My best guess has been along the line of use on another machine, like an indexing head for drilling or morticing wheel hubs, but then why a V-belt???
Does anyone have any information on this?

Liger Zero
12-21-2010, 04:24 PM
http://i1117.photobucket.com/albums/k595/gppaine/P1010013.jpg


Balancing device of some kind?

PeteM
12-21-2010, 05:16 PM
Not sure of the purpose, but it looks like the headstock and tailstock of a wood lathe on a shortened bed.

Are the 1/2" flatted shafts mounted on Morse tapers? Does the bed look to be a production piece; not shortened?

PeteM
12-21-2010, 05:21 PM
Here's what I mean:

http://www.owwm.com/photoindex/detail.aspx?id=1757

PeteM
12-21-2010, 05:23 PM
And this:

http://www.owwm.com/photoindex/detail.aspx?id=1671

Gary Paine
12-21-2010, 05:43 PM
As a matter of fact, I have the Delta Homecraft lathe you refer to. Their origin at Delta is unmistakable and both bear the Delta manufacturing information. The headstock front bearing on the Homecraft is somewhat larger than on this unknown piece.
It appears to be original as shown. The bed is a heavy gauge steel construction rather than a casting, but shows no signs of having been shortened. It appears the entire spindle is 1/2 inch solid shaft (unless it is bigger where it doesn't show).
The tailstock, likewise, has a 1 inch diameter quill reduced on the end to a 1/2 inch solid shaft with a flat for a screw.

Since Delta primarily made woodworking equipment and this could hold a large pulley or wheel hub over 10 inches in diameter, and the indexing appears to be the main distinguishing feature, I was thinking of drilling or morticing type operations on that kind of part.

macona
12-21-2010, 06:04 PM
Might be a salesman sample.

DR
12-21-2010, 07:18 PM
I have no idea why that isn't a Delta label on the headstock. Other than the 1/2" shaft it appears identical to the early Delta lathes.

I believe the bed is a short bed extension for the older
Delta lathes of this style. The extension could be mounted far down a table to support very long pieces with the tailstock. Delta used a sheet metal bed (like shown) and later a cast iron bed for lathes with these style head and tail stocks.
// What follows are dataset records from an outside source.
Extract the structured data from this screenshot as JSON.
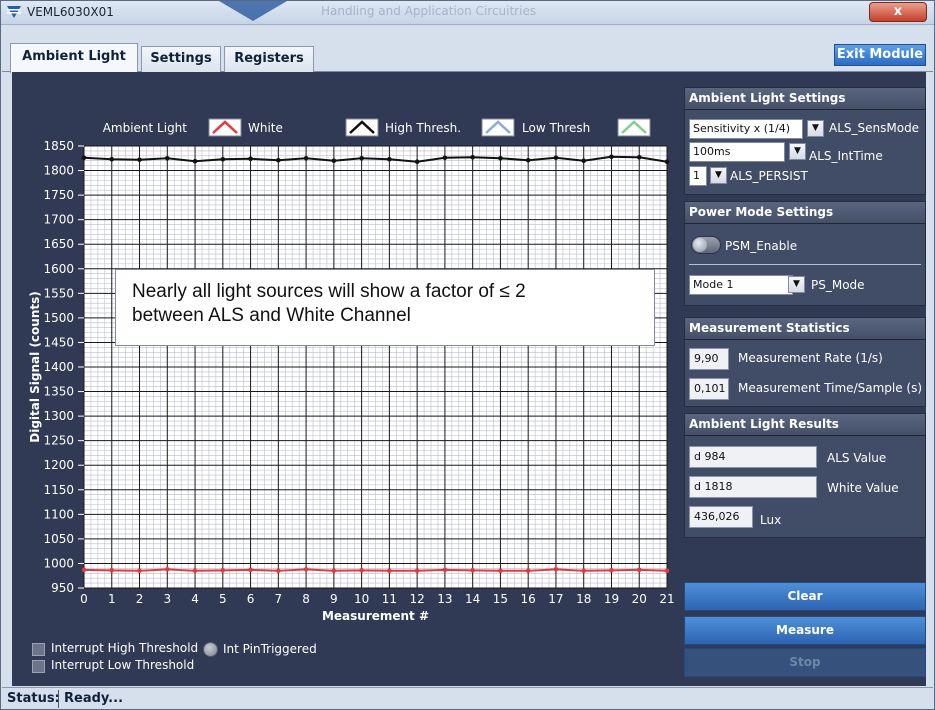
{
  "window": {
    "title": "VEML6030X01",
    "banner_text": "Handling and Application Circuitries",
    "close_glyph": "x"
  },
  "tabs": [
    {
      "label": "Ambient Light",
      "active": true
    },
    {
      "label": "Settings",
      "active": false
    },
    {
      "label": "Registers",
      "active": false
    }
  ],
  "exit_button": "Exit Module",
  "chart_legend": [
    {
      "name": "Ambient Light",
      "color": "#e8383c"
    },
    {
      "name": "White",
      "color": "#111111"
    },
    {
      "name": "High Thresh.",
      "color": "#8fa9d8"
    },
    {
      "name": "Low Thresh",
      "color": "#7fd08f"
    }
  ],
  "chart_data": {
    "type": "line",
    "xlabel": "Measurement #",
    "ylabel": "Digital Signal  (counts)",
    "xlim": [
      0,
      21
    ],
    "ylim": [
      950,
      1850
    ],
    "x_ticks": [
      0,
      1,
      2,
      3,
      4,
      5,
      6,
      7,
      8,
      9,
      10,
      11,
      12,
      13,
      14,
      15,
      16,
      17,
      18,
      19,
      20,
      21
    ],
    "y_ticks": [
      950,
      1000,
      1050,
      1100,
      1150,
      1200,
      1250,
      1300,
      1350,
      1400,
      1450,
      1500,
      1550,
      1600,
      1650,
      1700,
      1750,
      1800,
      1850
    ],
    "grid": true,
    "series": [
      {
        "name": "Ambient Light",
        "color": "#e8383c",
        "x": [
          0,
          1,
          2,
          3,
          4,
          5,
          6,
          7,
          8,
          9,
          10,
          11,
          12,
          13,
          14,
          15,
          16,
          17,
          18,
          19,
          20,
          21
        ],
        "values": [
          987,
          986,
          985,
          988,
          985,
          986,
          987,
          985,
          988,
          985,
          986,
          985,
          985,
          987,
          986,
          985,
          985,
          988,
          985,
          986,
          987,
          985
        ]
      },
      {
        "name": "White",
        "color": "#111111",
        "x": [
          0,
          1,
          2,
          3,
          4,
          5,
          6,
          7,
          8,
          9,
          10,
          11,
          12,
          13,
          14,
          15,
          16,
          17,
          18,
          19,
          20,
          21
        ],
        "values": [
          1826,
          1823,
          1822,
          1825,
          1819,
          1823,
          1824,
          1821,
          1825,
          1820,
          1825,
          1823,
          1818,
          1826,
          1827,
          1825,
          1821,
          1826,
          1820,
          1828,
          1827,
          1818
        ]
      }
    ]
  },
  "annotation": {
    "line1": "Nearly all light sources will show a factor of ≤ 2",
    "line2": "between ALS and White Channel"
  },
  "bottom_controls": {
    "int_high": "Interrupt High Threshold",
    "int_low": "Interrupt Low Threshold",
    "int_pin": "Int PinTriggered"
  },
  "ambient_settings": {
    "title": "Ambient Light Settings",
    "sens_value": "Sensitivity x (1/4)",
    "sens_label": "ALS_SensMode",
    "inttime_value": "100ms",
    "inttime_label": "ALS_IntTime",
    "persist_value": "1",
    "persist_label": "ALS_PERSIST"
  },
  "power_settings": {
    "title": "Power Mode Settings",
    "psm_label": "PSM_Enable",
    "mode_value": "Mode 1",
    "mode_label": "PS_Mode"
  },
  "statistics": {
    "title": "Measurement Statistics",
    "rate_value": "9,90",
    "rate_label": "Measurement Rate (1/s)",
    "time_value": "0,101",
    "time_label": "Measurement Time/Sample (s)"
  },
  "results": {
    "title": "Ambient Light Results",
    "als_value": "d 984",
    "als_label": "ALS Value",
    "white_value": "d 1818",
    "white_label": "White Value",
    "lux_value": "436,026",
    "lux_label": "Lux"
  },
  "buttons": {
    "clear": "Clear",
    "measure": "Measure",
    "stop": "Stop"
  },
  "status": {
    "label": "Status:",
    "value": "Ready..."
  }
}
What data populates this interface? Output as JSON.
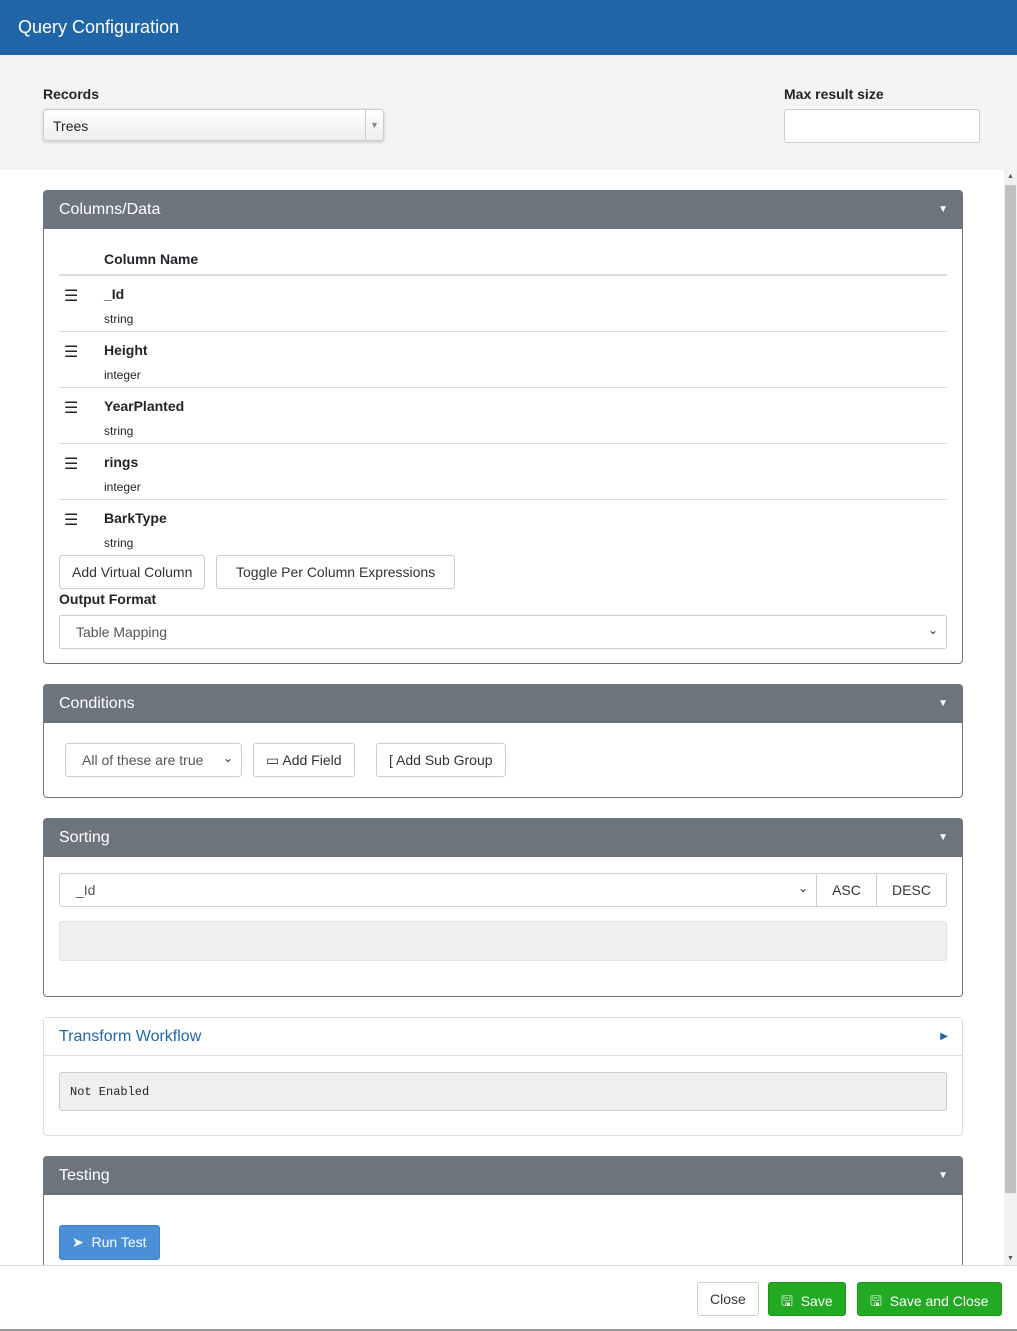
{
  "title": "Query Configuration",
  "records": {
    "label": "Records",
    "value": "Trees"
  },
  "max_result": {
    "label": "Max result size",
    "value": ""
  },
  "columns_panel": {
    "title": "Columns/Data",
    "header": "Column Name",
    "columns": [
      {
        "name": "_Id",
        "type": "string"
      },
      {
        "name": "Height",
        "type": "integer"
      },
      {
        "name": "YearPlanted",
        "type": "string"
      },
      {
        "name": "rings",
        "type": "integer"
      },
      {
        "name": "BarkType",
        "type": "string"
      }
    ],
    "add_virtual": "Add Virtual Column",
    "toggle_expr": "Toggle Per Column Expressions",
    "output_label": "Output Format",
    "output_value": "Table Mapping"
  },
  "conditions": {
    "title": "Conditions",
    "mode": "All of these are true",
    "add_field": "Add Field",
    "add_group": "Add Sub Group"
  },
  "sorting": {
    "title": "Sorting",
    "field": "_Id",
    "asc": "ASC",
    "desc": "DESC"
  },
  "transform": {
    "title": "Transform Workflow",
    "status": "Not Enabled"
  },
  "testing": {
    "title": "Testing",
    "run": "Run Test"
  },
  "footer": {
    "close": "Close",
    "save": "Save",
    "save_close": "Save and Close"
  },
  "colors": {
    "header": "#2165a9",
    "panel_header": "#6c757d",
    "success": "#22aa22",
    "primary": "#4a90d9"
  }
}
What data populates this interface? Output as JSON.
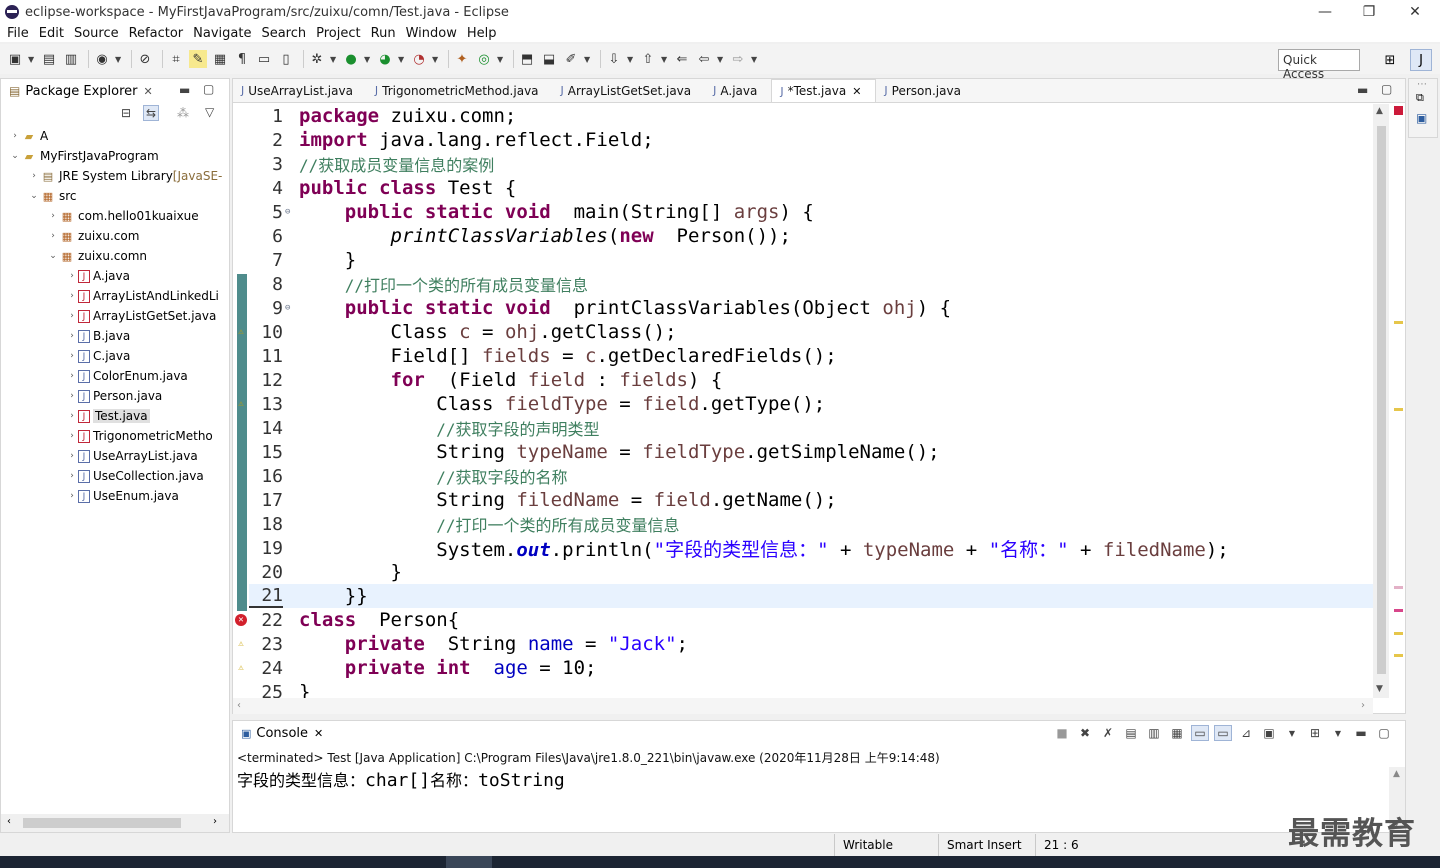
{
  "window": {
    "title": "eclipse-workspace - MyFirstJavaProgram/src/zuixu/comn/Test.java - Eclipse",
    "minimize": "—",
    "maximize": "❐",
    "close": "✕"
  },
  "menu": [
    "File",
    "Edit",
    "Source",
    "Refactor",
    "Navigate",
    "Search",
    "Project",
    "Run",
    "Window",
    "Help"
  ],
  "toolbar": {
    "quick_access": "Quick Access"
  },
  "package_explorer": {
    "title": "Package Explorer",
    "tree": [
      {
        "arrow": "›",
        "icon": "folder-icon",
        "label": "A",
        "deco": "",
        "indent": 0,
        "selected": false
      },
      {
        "arrow": "⌄",
        "icon": "project-icon",
        "label": "MyFirstJavaProgram",
        "deco": "",
        "indent": 0,
        "selected": false
      },
      {
        "arrow": "›",
        "icon": "library-icon",
        "label": "JRE System Library",
        "deco": " [JavaSE-",
        "indent": 1,
        "selected": false
      },
      {
        "arrow": "⌄",
        "icon": "src-folder-icon",
        "label": "src",
        "deco": "",
        "indent": 1,
        "selected": false
      },
      {
        "arrow": "›",
        "icon": "package-icon",
        "label": "com.hello01kuaixue",
        "deco": "",
        "indent": 2,
        "selected": false
      },
      {
        "arrow": "›",
        "icon": "package-icon",
        "label": "zuixu.com",
        "deco": "",
        "indent": 2,
        "selected": false
      },
      {
        "arrow": "⌄",
        "icon": "package-icon",
        "label": "zuixu.comn",
        "deco": "",
        "indent": 2,
        "selected": false
      },
      {
        "arrow": "›",
        "icon": "java-file-error-icon",
        "label": "A.java",
        "deco": "",
        "indent": 3,
        "selected": false
      },
      {
        "arrow": "›",
        "icon": "java-file-error-icon",
        "label": "ArrayListAndLinkedLi",
        "deco": "",
        "indent": 3,
        "selected": false
      },
      {
        "arrow": "›",
        "icon": "java-file-error-icon",
        "label": "ArrayListGetSet.java",
        "deco": "",
        "indent": 3,
        "selected": false
      },
      {
        "arrow": "›",
        "icon": "java-file-icon",
        "label": "B.java",
        "deco": "",
        "indent": 3,
        "selected": false
      },
      {
        "arrow": "›",
        "icon": "java-file-icon",
        "label": "C.java",
        "deco": "",
        "indent": 3,
        "selected": false
      },
      {
        "arrow": "›",
        "icon": "java-file-icon",
        "label": "ColorEnum.java",
        "deco": "",
        "indent": 3,
        "selected": false
      },
      {
        "arrow": "›",
        "icon": "java-file-icon",
        "label": "Person.java",
        "deco": "",
        "indent": 3,
        "selected": false
      },
      {
        "arrow": "›",
        "icon": "java-file-error-icon",
        "label": "Test.java",
        "deco": "",
        "indent": 3,
        "selected": true
      },
      {
        "arrow": "›",
        "icon": "java-file-error-icon",
        "label": "TrigonometricMetho",
        "deco": "",
        "indent": 3,
        "selected": false
      },
      {
        "arrow": "›",
        "icon": "java-file-icon",
        "label": "UseArrayList.java",
        "deco": "",
        "indent": 3,
        "selected": false
      },
      {
        "arrow": "›",
        "icon": "java-file-icon",
        "label": "UseCollection.java",
        "deco": "",
        "indent": 3,
        "selected": false
      },
      {
        "arrow": "›",
        "icon": "java-file-icon",
        "label": "UseEnum.java",
        "deco": "",
        "indent": 3,
        "selected": false
      }
    ]
  },
  "editor": {
    "tabs": [
      {
        "label": "UseArrayList.java",
        "active": false
      },
      {
        "label": "TrigonometricMethod.java",
        "active": false
      },
      {
        "label": "ArrayListGetSet.java",
        "active": false
      },
      {
        "label": "A.java",
        "active": false
      },
      {
        "label": "*Test.java",
        "active": true
      },
      {
        "label": "Person.java",
        "active": false
      }
    ],
    "lines": [
      {
        "n": "1",
        "fold": "",
        "marker": "",
        "cur": false,
        "tokens": [
          [
            "kw",
            "package"
          ],
          [
            "",
            "zuixu.comn;"
          ]
        ]
      },
      {
        "n": "2",
        "fold": "",
        "marker": "",
        "cur": false,
        "tokens": [
          [
            "kw",
            "import"
          ],
          [
            "",
            "java.lang.reflect.Field;"
          ]
        ]
      },
      {
        "n": "3",
        "fold": "",
        "marker": "",
        "cur": false,
        "tokens": [
          [
            "cm",
            "//获取成员变量信息的案例"
          ]
        ]
      },
      {
        "n": "4",
        "fold": "",
        "marker": "",
        "cur": false,
        "tokens": [
          [
            "kw",
            "public class"
          ],
          [
            "",
            "Test {"
          ]
        ]
      },
      {
        "n": "5",
        "fold": "⊖",
        "marker": "",
        "cur": false,
        "tokens": [
          [
            "",
            "    "
          ],
          [
            "kw",
            "public static void"
          ],
          [
            "",
            " main(String[] "
          ],
          [
            "loc",
            "args"
          ],
          [
            "",
            ") {"
          ]
        ]
      },
      {
        "n": "6",
        "fold": "",
        "marker": "",
        "cur": false,
        "tokens": [
          [
            "",
            "        "
          ],
          [
            "ital",
            "printClassVariables"
          ],
          [
            "",
            "("
          ],
          [
            "kw",
            "new"
          ],
          [
            "",
            " Person());"
          ]
        ]
      },
      {
        "n": "7",
        "fold": "",
        "marker": "",
        "cur": false,
        "tokens": [
          [
            "",
            "    }"
          ]
        ]
      },
      {
        "n": "8",
        "fold": "",
        "marker": "",
        "cur": false,
        "tokens": [
          [
            "",
            "    "
          ],
          [
            "cm",
            "//打印一个类的所有成员变量信息"
          ]
        ]
      },
      {
        "n": "9",
        "fold": "⊖",
        "marker": "",
        "cur": false,
        "tokens": [
          [
            "",
            "    "
          ],
          [
            "kw",
            "public static void"
          ],
          [
            "",
            " printClassVariables(Object "
          ],
          [
            "loc",
            "ohj"
          ],
          [
            "",
            ") {"
          ]
        ]
      },
      {
        "n": "10",
        "fold": "",
        "marker": "warn",
        "cur": false,
        "tokens": [
          [
            "",
            "        Class "
          ],
          [
            "loc",
            "c"
          ],
          [
            "",
            " = "
          ],
          [
            "loc",
            "ohj"
          ],
          [
            "",
            ".getClass();"
          ]
        ]
      },
      {
        "n": "11",
        "fold": "",
        "marker": "",
        "cur": false,
        "tokens": [
          [
            "",
            "        Field[] "
          ],
          [
            "loc",
            "fields"
          ],
          [
            "",
            " = "
          ],
          [
            "loc",
            "c"
          ],
          [
            "",
            ".getDeclaredFields();"
          ]
        ]
      },
      {
        "n": "12",
        "fold": "",
        "marker": "",
        "cur": false,
        "tokens": [
          [
            "",
            "        "
          ],
          [
            "kw",
            "for"
          ],
          [
            "",
            " (Field "
          ],
          [
            "loc",
            "field"
          ],
          [
            "",
            " : "
          ],
          [
            "loc",
            "fields"
          ],
          [
            "",
            ") {"
          ]
        ]
      },
      {
        "n": "13",
        "fold": "",
        "marker": "warn",
        "cur": false,
        "tokens": [
          [
            "",
            "            Class "
          ],
          [
            "loc",
            "fieldType"
          ],
          [
            "",
            " = "
          ],
          [
            "loc",
            "field"
          ],
          [
            "",
            ".getType();"
          ]
        ]
      },
      {
        "n": "14",
        "fold": "",
        "marker": "",
        "cur": false,
        "tokens": [
          [
            "",
            "            "
          ],
          [
            "cm",
            "//获取字段的声明类型"
          ]
        ]
      },
      {
        "n": "15",
        "fold": "",
        "marker": "",
        "cur": false,
        "tokens": [
          [
            "",
            "            String "
          ],
          [
            "loc",
            "typeName"
          ],
          [
            "",
            " = "
          ],
          [
            "loc",
            "fieldType"
          ],
          [
            "",
            ".getSimpleName();"
          ]
        ]
      },
      {
        "n": "16",
        "fold": "",
        "marker": "",
        "cur": false,
        "tokens": [
          [
            "",
            "            "
          ],
          [
            "cm",
            "//获取字段的名称"
          ]
        ]
      },
      {
        "n": "17",
        "fold": "",
        "marker": "",
        "cur": false,
        "tokens": [
          [
            "",
            "            String "
          ],
          [
            "loc",
            "filedName"
          ],
          [
            "",
            " = "
          ],
          [
            "loc",
            "field"
          ],
          [
            "",
            ".getName();"
          ]
        ]
      },
      {
        "n": "18",
        "fold": "",
        "marker": "",
        "cur": false,
        "tokens": [
          [
            "",
            "            "
          ],
          [
            "cm",
            "//打印一个类的所有成员变量信息"
          ]
        ]
      },
      {
        "n": "19",
        "fold": "",
        "marker": "",
        "cur": false,
        "tokens": [
          [
            "",
            "            System."
          ],
          [
            "stat",
            "out"
          ],
          [
            "",
            ".println("
          ],
          [
            "str",
            "\"字段的类型信息：\""
          ],
          [
            "",
            " + "
          ],
          [
            "loc",
            "typeName"
          ],
          [
            "",
            " + "
          ],
          [
            "str",
            "\"名称：\""
          ],
          [
            "",
            " + "
          ],
          [
            "loc",
            "filedName"
          ],
          [
            "",
            ");"
          ]
        ]
      },
      {
        "n": "20",
        "fold": "",
        "marker": "",
        "cur": false,
        "tokens": [
          [
            "",
            "        }"
          ]
        ]
      },
      {
        "n": "21",
        "fold": "",
        "marker": "",
        "cur": true,
        "tokens": [
          [
            "",
            "    }}"
          ]
        ]
      },
      {
        "n": "22",
        "fold": "",
        "marker": "error",
        "cur": false,
        "tokens": [
          [
            "kw",
            "class"
          ],
          [
            "",
            " Person{"
          ]
        ]
      },
      {
        "n": "23",
        "fold": "",
        "marker": "warn",
        "cur": false,
        "tokens": [
          [
            "",
            "    "
          ],
          [
            "kw",
            "private"
          ],
          [
            "",
            " String "
          ],
          [
            "fld",
            "name"
          ],
          [
            "",
            " = "
          ],
          [
            "str",
            "\"Jack\""
          ],
          [
            "",
            ";"
          ]
        ]
      },
      {
        "n": "24",
        "fold": "",
        "marker": "warn",
        "cur": false,
        "tokens": [
          [
            "",
            "    "
          ],
          [
            "kw",
            "private int"
          ],
          [
            "",
            " "
          ],
          [
            "fld",
            "age"
          ],
          [
            "",
            " = 10;"
          ]
        ]
      },
      {
        "n": "25",
        "fold": "",
        "marker": "",
        "cur": false,
        "tokens": [
          [
            "",
            "}"
          ]
        ]
      }
    ]
  },
  "console": {
    "title": "Console",
    "terminated": "<terminated> Test [Java Application] C:\\Program Files\\Java\\jre1.8.0_221\\bin\\javaw.exe (2020年11月28日 上午9:14:48)",
    "output_zh1": "字段的类型信息：",
    "output_code1": "char[]",
    "output_zh2": "名称：",
    "output_code2": "toString"
  },
  "status": {
    "writable": "Writable",
    "insert_mode": "Smart Insert",
    "position": "21 : 6"
  },
  "watermark": "最需教育",
  "colors": {
    "keyword": "#7f0055",
    "comment": "#3f7f5f",
    "string": "#2a00ff",
    "field": "#0000c0",
    "current_line": "#e8f2fe",
    "coverage": "#4f8c8c"
  }
}
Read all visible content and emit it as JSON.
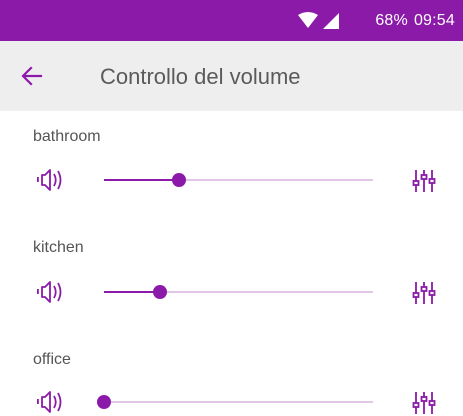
{
  "status_bar": {
    "battery": "68%",
    "time": "09:54",
    "icons": [
      "wifi-icon",
      "signal-icon"
    ],
    "background": "#8b1aa8"
  },
  "app_bar": {
    "title": "Controllo del volume",
    "back_icon": "arrow-left-icon"
  },
  "accent_color": "#8b1aa8",
  "rooms": [
    {
      "label": "bathroom",
      "volume": 0.28,
      "speaker_icon": "speaker-icon",
      "settings_icon": "equalizer-icon"
    },
    {
      "label": "kitchen",
      "volume": 0.21,
      "speaker_icon": "speaker-icon",
      "settings_icon": "equalizer-icon"
    },
    {
      "label": "office",
      "volume": 0.0,
      "speaker_icon": "speaker-icon",
      "settings_icon": "equalizer-icon"
    }
  ]
}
It's very possible those 1/2" flatted shafts are for mounting face plates, spur centers, live center for the tailstock, etc. Mounting tooling on shafts like this was very common (ie Shopsmith and the like).

gwilson
12-21-2010, 09:09 PM
I had a lathe like that back in the 60's,but with cast iron bed. It was a Delta,and a perfectly nice lathe.